Шёл косой, стылый дождь…
Поливал с ленцой, издевательски не торопился, и не уставая, лил шестые сутки подряд. Высушиться не было никакой возможности. Но было завалом махорки, разжились по случаю с шальной тачаночки, курили до одурения, жрать всё равно было нечего. Дичь городским не давалась, да и патрон на неё, откуда?!.. Завались черники, отрава на голодное брюхо, и остались сухари, совсем мало, по два на штык. И спирту, того ещё меньше, придонный запас, что хранился в жестяном ящике, при нём всегда часовой, двоих из-за этого припаса уже положили…
И этой ночью несознательный подкрался, по наущению мировой контры и гидры, сука паскудная, одним словом… часовой зыркал, зыркал, да и сморился. Приладился, обнял винтарь, много ли усталому…
Финку в ярёмную, ящик вор потянул прямо так, по корягам, торопился, оно понятно, оттого громыхнуло… Завернул бы в шинель, эх, башка, кто бы чухнул?..
А так всполошились бойцы, не дали уйти…
Били молча и долго, не от злости, для дела, согреться хотелось… Кремник в то не мешался, смолчал…
То, что потом прикопали в еловой лощинке, в жидком месиве хвойной прели, нельзя было назвать даже останками. Так, багровая слизь… каша из гнилого шинельного войлока и человечьих молотых костей…
Припас спиртовой вернули в обоз, часовым выбрали безответного, совсем малого. Паренёк трясся и ныл, нудно, на одной ноте.
– Замените, ну замените… Христём Богом прошу, во имя пролетарской свободы, смените мене, граждане братва!..
Никто не слушал. Расходились молча, ровно оглохли. Паренёк завыл… Один из машинного, Степаныч, совсем пожилой, Кремник помнил его ещё по «Гремящему», по летней морской анархической стихии. Не лицо у машиниста, сплошные морщины, рубленый хворост. Хворост да табак.
Подошёл вплотную, выхрипнул сипло:
– Тиха ты, салага… Сказано хранять. Бди.
Морщины корябали дно, выбирая табачную крошку из чайной жестянки. Пальцами чёрными, промасленными, прокуренными, изрезанными железной опилкой. Не пальцы – клешни. Пальцами гайку так закрутит, ключ не отвернёт.
Добрав в самокрутку, придавил крышку, жестянка исчезла за отворотом, кобура маузера переместилась на бушлатный передок.

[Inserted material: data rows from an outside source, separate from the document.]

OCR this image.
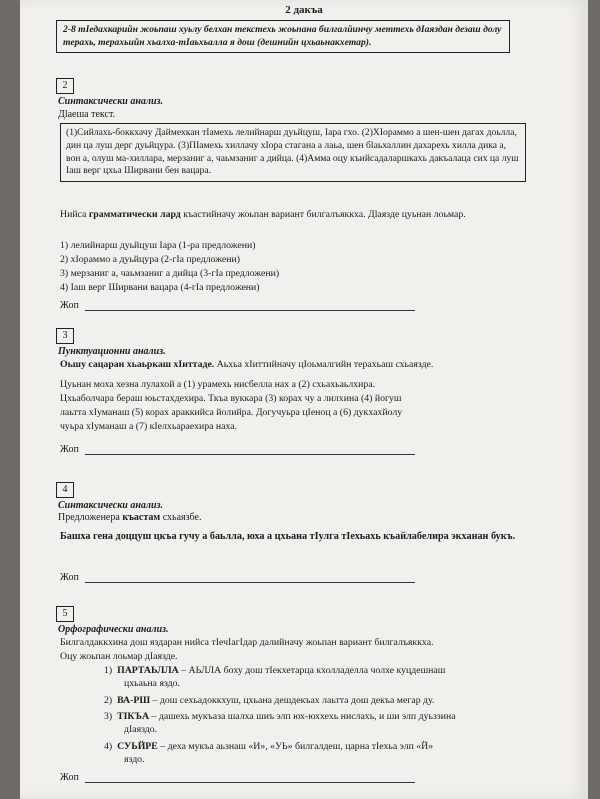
2 дакъа
2-8 тIедахкарийн жоьпаш хуьлу белхан текстехь жоьпана билгалйинчу меттехь дIаяздан дезаш долу терахь, терахьийн хьалха-тIаьхьалла я дош (дешнийн цхьаьнакхетар).
2
Синтаксически анализ.
Дlаеша текст.
(1)Сийлахь-боккхачу Даймехкан тIамехь лелийнарш дуьйцуш, Iара гхо. (2)ХIораммо а шен-шен дагах доьлла, дин ца луш дерг дуьйцура. (3)ПIамехь хиллачу хIора стагана а лаьа, шен бlаьхаллин дахарехь хилла дика а, вон а, олуш ма-хиллара, мерзаниг а, чаьмзаниг а дийца. (4)Амма оцу къийсадаларшкахь дакъалаца сих ца луш Iаш верг цхьа Ширвани бен вацара.
Нийса грамматически лард къастийначу жоьпан вариант билгалъяккха. Дlаяздe цуьнан лоьмар.
1) лелийнарш дуьйцуш Iара (1-ра предложени)
2) хIораммо а дуьйцура (2-гIа предложени)
3) мерзаниг а, чаьмзаниг а дийца (3-гIа предложени)
4) Iаш верг Ширвани вацара (4-гIа предложени)
Жоп
3
Пунктуационни анализ.
Оьшу сацаран хьаьркаш хIиттаде. Аьхьа хIиттийначу цIоьмалгийн терахьаш схьаязде.
Цуьнан моха хезна лулахой а (1) урамехь нисбелла нах а (2) схьахьаьлхира.
Цхьаболчара бераш юьстахдехира. Ткъа вуккара (3) корах чу а лилхина (4) йогуш
лаьтта хIуманаш (5) корах араккийса йолийра. Догучуьра цIеноц а (6) дукхахйолу
чуьра хIуманаш а (7) кIелхьараехира наха.
Жоп
4
Синтаксически анализ.
Предложенера къастам схьаязбе.
Башха гена доццуш цкъа гучу а баьлла, юха а цхьана тIулга тIехьахь къайлабелира экханан букъ.
Жоп
5
Орфографически анализ.
Билгалдаккхина дош яздаран нийса тIечIагIдар далийначу жоьпан вариант билгалъяккха.
Оцу жоьпан лоьмар дIаязде.
1) ПАРТАЬЛЛА – АЬЛЛА боху дош тIекхетарца кхолладелла чолхе куцдешнаш
цхьаьна яздо.
2) ВА-РШ – дош сехьадоккхуш, цхьана дешдекъах лаьтта дош декъа мегар ду.
3) ТIКЪА – дашехь мукъаза шалха шиъ элп юх-юххехь нислахь, и ши элп дуьззина
дIаяздо.
4) СУЬЙРЕ – деха мукъа аьзнаш «И», «УЬ» билгалдеш, царна тIехьа элп «Й»
яздо.
Жоп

– А закемаришь ежели.., – и замолчав на прокуренный вдох, морщины сипло, устало осведомились, – малёк, по полной скумекал?..
Паренёк кивнул. Хватило разума не кликать в печень шалую финку, патрон на него тратить не стали бы… патронов было совсем ничего. Такая была обстановка в отряде.
С «Гремящего», включая Степаныча, в отряде осталось шестеро. Всех Кремник помнил и звал по имени. Эсминец пиратствовал на балтийском просторе, как мог, упиваясь обрушившимся безвластием. Брали на пулемётный и штыковой абордаж всяких торговых, не разбирая, финн, норвег, немец… Бортовой офицерский состав кормил балтийскую сельдь, за исключением двух молодых штурманов из мичманов. Без штурманов в море, как ночью слепому в степи, эту серьёзность надо постигать.
Корсарская романтика продолжалась, пока из Кронштадта не пришло радио от Реввоенсовета. Радист радио принял, довёл до братвы. Эсминец объявляется врагом Советской Власти. Со всеми вытекающими. Сроку «на подумать» – двое суток.
На митинге братва разделилась. Доводы излагали матерщиной, но по фактической сути. Самые ярые ратовали за анархию, сиречь продолжать грабёж, эти под марсовым Савкой, иначе матросом первой статьи Степаном Савельевым. Тот выжил под Цусимой, в последнем бою «Донского» получил снарядной гильзой по башке, был пленён, из лагеря бежал. Савка не боялся ничего. На абордаж шёл первым, с лимонками в ладонях и финкой в зубах, завсегда в чистой робе, на ней медаль за Японский поход. Братва Савку уважала.
Кондуктора, электрики, связь, один мичман и прочие умники – за «уходить в Швецию». Машинное и артиллерия склонялись к Советам.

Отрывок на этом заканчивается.